Noch in diesem Jahr erscheint ja auch ein Buch, das sich speziell mit der Geschichte der Hornbach-Baumärkte beschäftigt. Sie sind die Autorin. Was ist Ihrer Meinung nach "typisch Hornbach" und was macht das Besondere an diesem Unternehmen aus?

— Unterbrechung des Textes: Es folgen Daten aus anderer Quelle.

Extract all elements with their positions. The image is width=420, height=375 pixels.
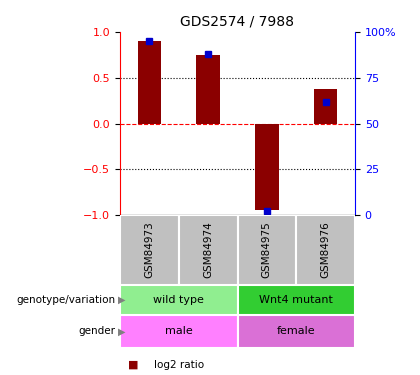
Text: wild type: wild type xyxy=(153,295,204,305)
Bar xyxy=(314,89,337,123)
Text: log2 ratio: log2 ratio xyxy=(154,360,204,370)
Bar xyxy=(255,123,278,210)
Text: GSM84974: GSM84974 xyxy=(203,222,213,278)
Text: gender: gender xyxy=(79,327,116,336)
Text: GSM84973: GSM84973 xyxy=(144,222,155,278)
Text: ▶: ▶ xyxy=(118,295,126,305)
Bar xyxy=(237,315,355,348)
Text: ■: ■ xyxy=(129,360,139,370)
Bar xyxy=(237,285,355,315)
Text: Wnt4 mutant: Wnt4 mutant xyxy=(259,295,333,305)
Bar xyxy=(138,41,161,123)
Bar xyxy=(237,215,296,285)
Text: genotype/variation: genotype/variation xyxy=(17,295,116,305)
Bar xyxy=(120,315,237,348)
Text: GSM84975: GSM84975 xyxy=(262,222,272,278)
Text: GSM84976: GSM84976 xyxy=(320,222,331,278)
Text: ▶: ▶ xyxy=(118,327,126,336)
Bar xyxy=(197,55,220,123)
Bar xyxy=(120,285,237,315)
Bar xyxy=(120,215,179,285)
Bar xyxy=(179,215,237,285)
Text: male: male xyxy=(165,327,193,336)
Text: female: female xyxy=(277,327,315,336)
Title: GDS2574 / 7988: GDS2574 / 7988 xyxy=(181,14,294,28)
Bar xyxy=(296,215,355,285)
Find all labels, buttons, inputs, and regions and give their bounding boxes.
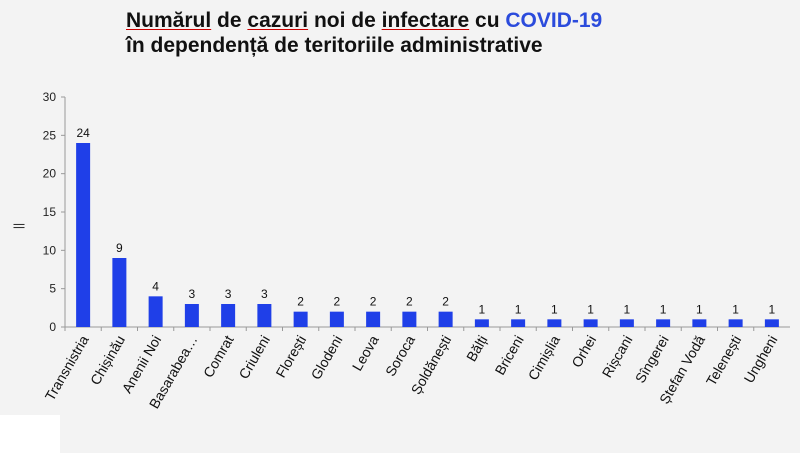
category-label: Leova — [349, 332, 382, 373]
category-label: Comrat — [200, 332, 237, 380]
title-line-2: în dependență de teritoriile administrat… — [126, 34, 543, 57]
y-tick-label: 10 — [43, 243, 57, 257]
data-label: 1 — [696, 302, 703, 316]
data-label: 3 — [189, 287, 196, 301]
y-tick-label: 25 — [43, 128, 57, 142]
bar — [583, 319, 598, 327]
corner-blank — [0, 415, 60, 453]
bar — [656, 319, 671, 327]
bar — [366, 311, 381, 327]
y-tick-label: 20 — [43, 167, 57, 181]
data-label: 1 — [515, 302, 522, 316]
data-label: 2 — [442, 295, 449, 309]
data-label: 1 — [769, 302, 776, 316]
bar — [221, 304, 236, 327]
category-label: Criuleni — [235, 333, 273, 382]
title-highlight: COVID-19 — [505, 9, 603, 32]
bar — [474, 319, 489, 327]
y-tick-label: 30 — [43, 90, 57, 104]
title-word: de — [217, 9, 242, 32]
y-tick-label: 15 — [43, 205, 57, 219]
data-label: 2 — [370, 295, 377, 309]
bar — [257, 304, 272, 327]
bar — [547, 319, 562, 327]
category-label: Briceni — [491, 333, 526, 378]
data-label: 1 — [660, 302, 667, 316]
chart-title: Numărul de cazuri noi de infectare cu CO… — [126, 8, 602, 58]
data-label: 4 — [152, 279, 159, 293]
bar — [764, 319, 779, 327]
y-tick-label: 0 — [49, 320, 56, 334]
data-label: 9 — [116, 241, 123, 255]
bar — [112, 258, 127, 327]
data-label: 2 — [297, 295, 304, 309]
category-label: Sîngerei — [632, 333, 672, 386]
category-label: Florești — [272, 333, 309, 381]
category-label: Rișcani — [599, 333, 636, 381]
category-label: Bălți — [463, 333, 490, 365]
category-label: Telenești — [703, 333, 744, 389]
title-word: Numărul — [126, 9, 212, 32]
bar — [619, 319, 634, 327]
category-label: Chișinău — [87, 333, 128, 388]
data-label: 2 — [334, 295, 341, 309]
bar — [329, 311, 344, 327]
bar — [511, 319, 526, 327]
data-label: 1 — [624, 302, 631, 316]
category-label: Ungheni — [741, 333, 781, 386]
data-label: 1 — [551, 302, 558, 316]
title-word: noi de — [313, 9, 376, 32]
bar — [148, 296, 163, 327]
data-label: 2 — [406, 295, 413, 309]
data-label: 1 — [732, 302, 739, 316]
category-label: Glodeni — [307, 333, 345, 383]
data-label: 1 — [587, 302, 594, 316]
bar — [76, 143, 91, 327]
data-label: 3 — [261, 287, 268, 301]
title-word: cazuri — [247, 9, 309, 32]
category-label: Transnistria — [42, 332, 92, 403]
title-line-1: Numărul de cazuri noi de infectare cu CO… — [126, 8, 602, 33]
bar — [402, 311, 417, 327]
bar — [692, 319, 707, 327]
y-tick-label: 5 — [49, 282, 56, 296]
category-label: Soroca — [382, 332, 418, 379]
bar — [184, 304, 199, 327]
bar — [438, 311, 453, 327]
data-label: 3 — [225, 287, 232, 301]
title-word: infectare — [381, 9, 470, 32]
data-label: 1 — [479, 302, 486, 316]
y-axis-label: || — [11, 223, 25, 229]
bar — [728, 319, 743, 327]
data-label: 24 — [76, 126, 90, 140]
title-word: cu — [475, 9, 500, 32]
bar — [293, 311, 308, 327]
category-label: Orhei — [568, 333, 599, 371]
category-label: Cimișlia — [525, 332, 563, 383]
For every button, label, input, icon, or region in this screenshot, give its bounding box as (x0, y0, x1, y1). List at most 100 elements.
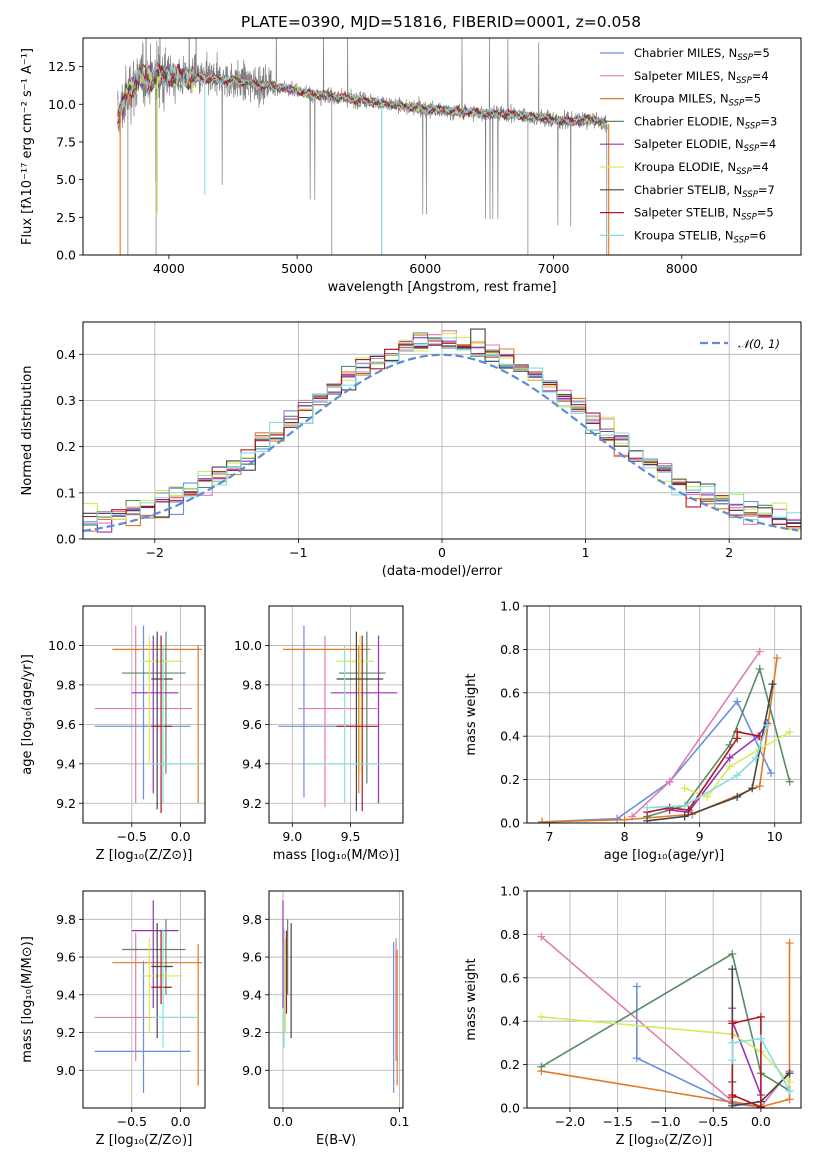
y-tick-label: 0.8 (500, 642, 520, 657)
x-tick-label: 4000 (153, 261, 185, 276)
x-axis-title: wavelength [Angstrom, rest frame] (328, 280, 557, 295)
weight-marker-kroupa-miles (538, 817, 547, 823)
x-axis-title: (data-model)/error (382, 564, 503, 579)
weight-marker-kroupa-stelib (728, 1056, 737, 1065)
spectrum-panel: 4000 5000 6000 7000 8000 0.0 2.5 5.0 7.5 10.0 12.5… (20, 37, 802, 295)
model-spectrum-kroupa-stelib (117, 64, 608, 126)
legend-label-salpeter-miles: Salpeter MILES, NSSP=4 (634, 69, 769, 86)
weight-line-kroupa-miles (541, 943, 791, 1108)
legend-label-chabrier-stelib: Chabrier STELIB, NSSP=7 (634, 183, 775, 200)
plot-area (282, 900, 398, 1093)
x-tick-label: 1 (582, 545, 590, 560)
weight-marker-kroupa-elodie (785, 727, 794, 736)
x-tick-label: 7 (546, 829, 554, 844)
x-tick-label: 0.1 (390, 1114, 410, 1129)
y-tick-label: 0.6 (500, 970, 520, 985)
legend-label-kroupa-stelib: Kroupa STELIB, NSSP=6 (634, 228, 766, 245)
y-tick-label: 9.8 (56, 912, 76, 927)
axes-frame (82, 890, 206, 1109)
weight-marker-chabrier-elodie (728, 949, 737, 958)
x-tick-label: 8 (621, 829, 629, 844)
weight-marker-chabrier-miles (632, 1054, 641, 1063)
y-tick-label: 9.0 (56, 1063, 76, 1078)
legend-label-kroupa-miles: Kroupa MILES, NSSP=5 (634, 92, 761, 109)
figure-title: PLATE=0390, MJD=51816, FIBERID=0001, z=0… (241, 13, 641, 31)
legend-label-salpeter-stelib: Salpeter STELIB, NSSP=5 (634, 206, 774, 223)
legend-label-chabrier-elodie: Chabrier ELODIE, NSSP=3 (634, 114, 777, 131)
y-tick-label: 9.6 (56, 950, 76, 965)
age-vs-mass-panel: 9.0 9.5 9.2 9.4 9.6 9.8 10.0 mass [log₁₀(M/M⊙)] (234, 605, 404, 863)
spectrum-legend: Chabrier MILES, NSSP=5 Salpeter MILES, NS… (600, 46, 777, 245)
age-vs-Z-panel: −0.5 0.0 9.2 9.4 9.6 9.8 10.0 Z [log₁₀(Z/Z⊙)] ag… (20, 605, 206, 863)
weight-marker-kroupa-stelib (763, 721, 772, 730)
y-tick-label: 0.2 (500, 772, 520, 787)
x-axis-title: age [log₁₀(age/yr)] (604, 848, 725, 863)
weight-line-kroupa-stelib (731, 1037, 791, 1091)
weight-marker-kroupa-miles (772, 654, 781, 663)
mass-vs-ebv-panel: 0.0 0.1 9.0 9.2 9.4 9.6 9.8 E(B-V) (242, 890, 410, 1148)
weight-marker-salpeter-stelib (756, 1102, 765, 1108)
weight-marker-chabrier-miles (766, 769, 775, 778)
y-tick-label: 10.0 (48, 97, 76, 112)
y-tick-label: 9.2 (56, 1025, 76, 1040)
y-tick-label: 1.0 (500, 599, 520, 614)
weight-marker-chabrier-elodie (785, 777, 794, 786)
weight-marker-kroupa-elodie (785, 1077, 794, 1086)
plot-area (538, 647, 794, 823)
y-tick-label: 0.1 (56, 485, 76, 500)
residuals-panel: −2 −1 0 1 2 0.0 0.1 0.2 0.3 0.4 (data-model)/error… (20, 321, 802, 579)
axes-frame (82, 321, 802, 540)
x-tick-label: −0.5 (117, 1114, 147, 1129)
y-tick-label: 10.0 (234, 638, 262, 653)
x-tick-label: 9 (696, 829, 704, 844)
weight-marker-kroupa-elodie (537, 1012, 546, 1021)
weight-vs-Z-panel: −2.0 −1.5 −1.0 −0.5 0.0 0.0 0.2 0.4 0.6 0.8 1.0 Z [… (464, 884, 802, 1148)
x-tick-label: −2 (146, 545, 164, 560)
weight-marker-chabrier-stelib (643, 816, 652, 823)
x-tick-label: −2.0 (555, 1114, 585, 1129)
plot-area (117, 38, 610, 255)
weight-line-salpeter-stelib (646, 730, 760, 813)
weight-line-kroupa-elodie (541, 1016, 791, 1083)
x-tick-label: −1.0 (650, 1114, 680, 1129)
weight-marker-kroupa-elodie (725, 762, 734, 771)
weight-marker-salpeter-stelib (756, 1012, 765, 1021)
x-tick-label: 0.0 (751, 1114, 771, 1129)
weight-marker-chabrier-stelib (728, 965, 737, 974)
plot-area (83, 328, 801, 533)
y-tick-label: 9.8 (242, 677, 262, 692)
weight-marker-chabrier-miles (632, 982, 641, 991)
weight-marker-kroupa-miles (785, 939, 794, 948)
axes-frame (268, 605, 404, 824)
x-axis-title: Z [log₁₀(Z/Z⊙)] (96, 848, 193, 863)
y-tick-label: 9.2 (242, 796, 262, 811)
weight-marker-kroupa-stelib (643, 803, 652, 812)
x-tick-label: 8000 (666, 261, 698, 276)
x-tick-label: 0.0 (171, 829, 191, 844)
y-tick-label: 0.4 (56, 347, 76, 362)
weight-marker-chabrier-stelib (748, 784, 757, 793)
y-tick-label: 0.2 (500, 1057, 520, 1072)
axes-frame (526, 890, 802, 1109)
weight-marker-salpeter-stelib (733, 727, 742, 736)
weight-marker-salpeter-stelib (728, 1090, 737, 1099)
y-tick-label: 9.2 (56, 796, 76, 811)
weight-marker-kroupa-stelib (751, 753, 760, 762)
weight-marker-chabrier-miles (733, 697, 742, 706)
y-tick-label: 9.4 (56, 756, 76, 771)
weight-marker-salpeter-stelib (755, 732, 764, 741)
legend-label-kroupa-elodie: Kroupa ELODIE, NSSP=4 (634, 160, 769, 177)
weight-marker-kroupa-stelib (728, 1038, 737, 1047)
weight-marker-chabrier-stelib (785, 1069, 794, 1078)
histogram-salpeter-miles (83, 330, 801, 525)
y-tick-label: 9.8 (242, 912, 262, 927)
weight-marker-kroupa-miles (755, 782, 764, 791)
x-axis-title: E(B-V) (316, 1133, 356, 1148)
weight-marker-chabrier-elodie (537, 1062, 546, 1071)
weight-marker-kroupa-stelib (785, 1086, 794, 1095)
y-tick-label: 0.0 (56, 248, 76, 263)
y-axis-title: mass [log₁₀(M/M⊙)] (20, 936, 35, 1063)
weight-marker-kroupa-stelib (756, 1034, 765, 1043)
weight-marker-salpeter-miles (665, 777, 674, 786)
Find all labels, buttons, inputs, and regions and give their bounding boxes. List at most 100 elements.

Dauth: Typisch Hornbach ist für mich: der Mut zu Neuerungen seit der Firmengründung, selbst als Aktiengesellschaft mittelständisch-kaufmännisches Denken statt Hasardeurtum, trotz des Selbstbewusstseins eines internationalen Konzerns Bodenständigkeit und Bescheidenheit, kein hierarchischer Dünkel, sondern Kommunikation mit allen Ebenen. Eine familiengeprägte Firmenkultur, die Mitarbeiter fair behandelt und durch die Hornbach-Stiftung auch in Notlagen nicht allein lässt. Und, last but not least, eine Werbung, die immer wieder Maßstäbe setzt. Kurzum: Ein gesund gewachsenes Unternehmen, das noch Werte hochhält.